L'affaire a été fixée à l'audience collégiale du 17 mai 2022.

L'instruction a été clôturée par ordonnance du 3 mai 2022.

MOTIFS DE LA DÉCISION

Sur la demande de complément d'expertise formée par la société Tecora

L'appelant conteste le rapport d'expertise réalisé par M. [W] et sollicite un complément d'expertise aux motifs que l'expert se serait montré partial, n'aurait pas répondu à tous les chefs de mission - notamment celui consistant à dire si le dispositif Oenoscan livré par M. [D] était en tant que tel industriable ou non -, aurait refusé de répondre au dire récapitulatif n°9 et enfin, aurait excédé la mission qui lui avait été confiée en procédant à une analyse des clauses du contrat.

Au préalable, l'intimé fait valoir à juste titre que le contrôle du déroulement des opérations d'expertise relève du seul magistrat désigné aux termes de la décision ayant ordonné la mesure d'instruction, soit en l'espèce le juge chargé du contrôle des expertises du tribunal de commerce de Libourne, lequel n'a jamais été saisi par l'appelant d'une quelconque difficulté relative à l'attitude de l'expert et au non respect de sa mission.

Cependant, comme le rappellent à bon droit les premiers juges, la présente juridiction reste compétente pour ordonner une expertise complémentaire si elle s'estime insuffisamment informée pour trancher le litige sur la base du rapport de M. [W].

Il convient donc d'examiner les critiques formulées à l'encontre de cette expertise.

En premier lieu et contrairement à ce qu'indique la société Tecora, l'expert n'a pas été missionné pour indiquer si 'le matériel était en tant que tel industriable ou non'. En effet, le chef de mission ajouté à la mission initiale de l'expert 'de vérifier et déterminer si la machine Oenoscan présente un ou des problèmes de conception' par ordonnance du juge des référés du 4 novembre 2013 ayant prononcé l'extension des opérations d'expertise à M. [D] après qu'il a été attrait à la procédure, portait sur 'la vérification détaillée du programme d'industrialisation par la SAS Tecora du matériel Oenoscan'.

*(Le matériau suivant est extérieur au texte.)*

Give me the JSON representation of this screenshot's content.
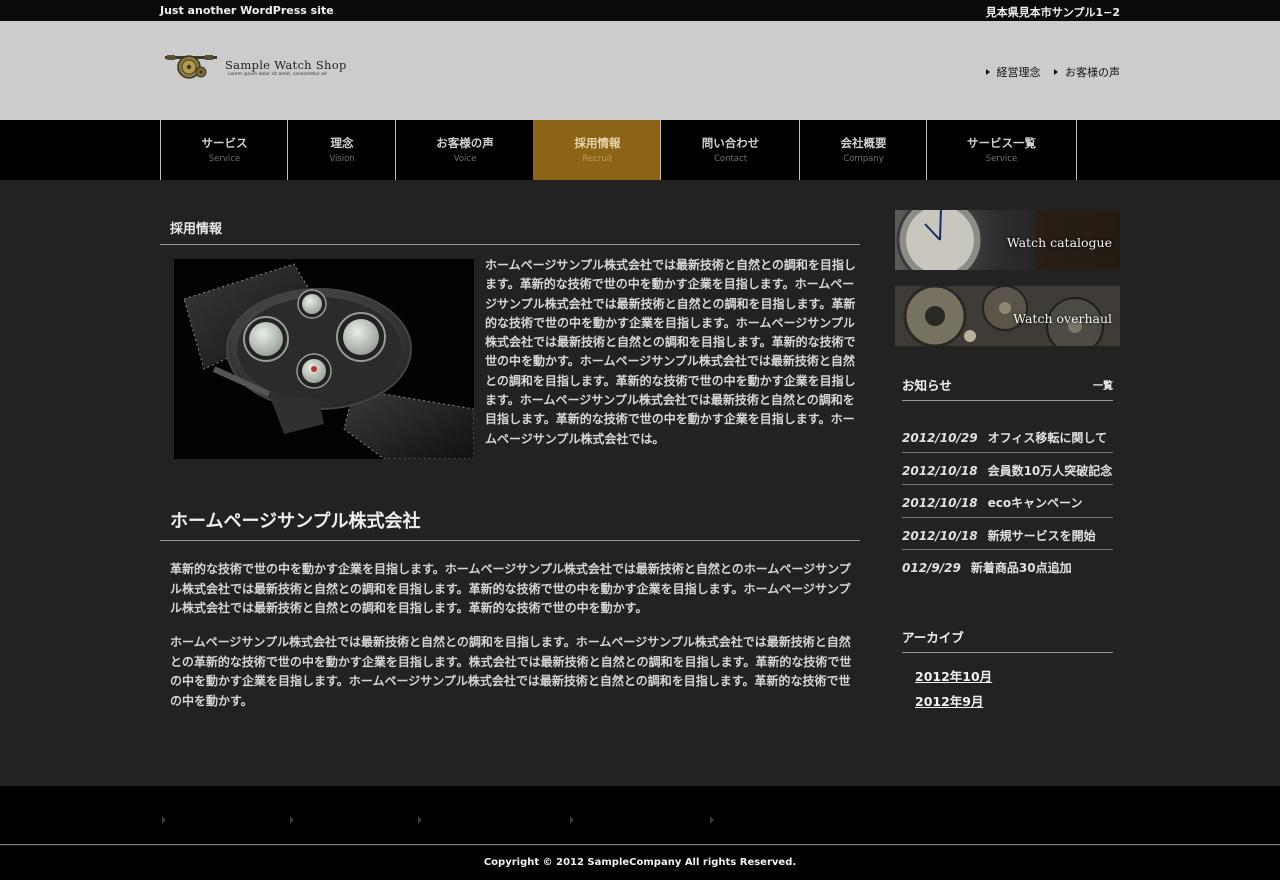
{
  "topbar": {
    "tagline": "Just another WordPress site",
    "address": "見本県見本市サンプル1−2"
  },
  "header": {
    "logo_name": "Sample Watch Shop",
    "logo_sub": "Lorem ipsum dolor sit amet, consectetur ad",
    "links": [
      {
        "label": "経営理念"
      },
      {
        "label": "お客様の声"
      }
    ]
  },
  "nav": {
    "items": [
      {
        "jp": "サービス",
        "en": "Service",
        "active": false
      },
      {
        "jp": "理念",
        "en": "Vision",
        "active": false
      },
      {
        "jp": "お客様の声",
        "en": "Voice",
        "active": false
      },
      {
        "jp": "採用情報",
        "en": "Recruit",
        "active": true
      },
      {
        "jp": "問い合わせ",
        "en": "Contact",
        "active": false
      },
      {
        "jp": "会社概要",
        "en": "Company",
        "active": false
      },
      {
        "jp": "サービス一覧",
        "en": "Service",
        "active": false
      }
    ]
  },
  "main": {
    "section_title": "採用情報",
    "intro": "ホームページサンプル株式会社では最新技術と自然との調和を目指します。革新的な技術で世の中を動かす企業を目指します。ホームページサンプル株式会社では最新技術と自然との調和を目指します。革新的な技術で世の中を動かす企業を目指します。ホームページサンプル株式会社では最新技術と自然との調和を目指します。革新的な技術で世の中を動かす。ホームページサンプル株式会社では最新技術と自然との調和を目指します。革新的な技術で世の中を動かす企業を目指します。ホームページサンプル株式会社では最新技術と自然との調和を目指します。革新的な技術で世の中を動かす企業を目指します。ホームページサンプル株式会社では。",
    "company_heading": "ホームページサンプル株式会社",
    "para1": "革新的な技術で世の中を動かす企業を目指します。ホームページサンプル株式会社では最新技術と自然とのホームページサンプル株式会社では最新技術と自然との調和を目指します。革新的な技術で世の中を動かす企業を目指します。ホームページサンプル株式会社では最新技術と自然との調和を目指します。革新的な技術で世の中を動かす。",
    "para2": "ホームページサンプル株式会社では最新技術と自然との調和を目指します。ホームページサンプル株式会社では最新技術と自然との革新的な技術で世の中を動かす企業を目指します。株式会社では最新技術と自然との調和を目指します。革新的な技術で世の中を動かす企業を目指します。ホームページサンプル株式会社では最新技術と自然との調和を目指します。革新的な技術で世の中を動かす。"
  },
  "sidebar": {
    "banner1": "Watch catalogue",
    "banner2": "Watch overhaul",
    "news_title": "お知らせ",
    "news_all": "一覧",
    "news": [
      {
        "date": "2012/10/29",
        "title": "オフィス移転に関して"
      },
      {
        "date": "2012/10/18",
        "title": "会員数10万人突破記念"
      },
      {
        "date": "2012/10/18",
        "title": "ecoキャンペーン"
      },
      {
        "date": "2012/10/18",
        "title": "新規サービスを開始"
      },
      {
        "date": "012/9/29",
        "title": "新着商品30点追加"
      }
    ],
    "archive_title": "アーカイブ",
    "archive": [
      {
        "label": "2012年10月"
      },
      {
        "label": "2012年9月"
      }
    ]
  },
  "footer": {
    "copyright": "Copyright © 2012 SampleCompany All rights Reserved."
  },
  "colors": {
    "page_bg": "#222222",
    "header_bg": "#cccccc",
    "nav_active": "#8c6418"
  }
}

En deuxième lieu, les opérations d'expertise se sont déroulées de décembre 2013 à mars 2015 avec la tenue de 8 réunions d'expertise en présence de l'ensemble des parties, de sorte que la société Tecora a été en mesure de faire valoir ses observations.

En troisième lieu, la lecture du rapport d'expert permet de constater que l'expert a rempli sa mission et répondu aux questions qui lui étaient posées par le juge dans le respect des dispositions de l'article 276 du code de procédure civile, en permettant aux parties de s'expliquer sur les points litigieux.

Ainsi, contrairement à ce que soutient la société Tecora, l'expert a demandé à M. [D] de communiquer des pièces relatives au dossier technique du produit, M. [W] ayant procédé à une étude des plans produits ainsi qu'à l'analyse des montages de son prototype puis à des tests comparatifs.

C'est de même à tort que la société Tecora reproche à l'expert de ne pas avoir répondu à son dire récapitulatif n°9, lequel est expressément visé en page 98 du rapport définitif et a donné lieu à une réponse étayée et précise jusqu'à la page 103, soit sur 5 pages, après communication aux conseils des parties du pré-rapport de l'expert (page 95).

Enfin, l'expert s'est livré à une étude approfondie du programme et se prononce bien, contrairement à ce qu'affirme l'appelant, sur le caractère industriable du produit 'Oenoscan' puisqu'il conclut, page 106 de son rapport, que ' le modèle d'Oenoscan conçu et réalisé par M. [D] était industriable dès l'année 2005".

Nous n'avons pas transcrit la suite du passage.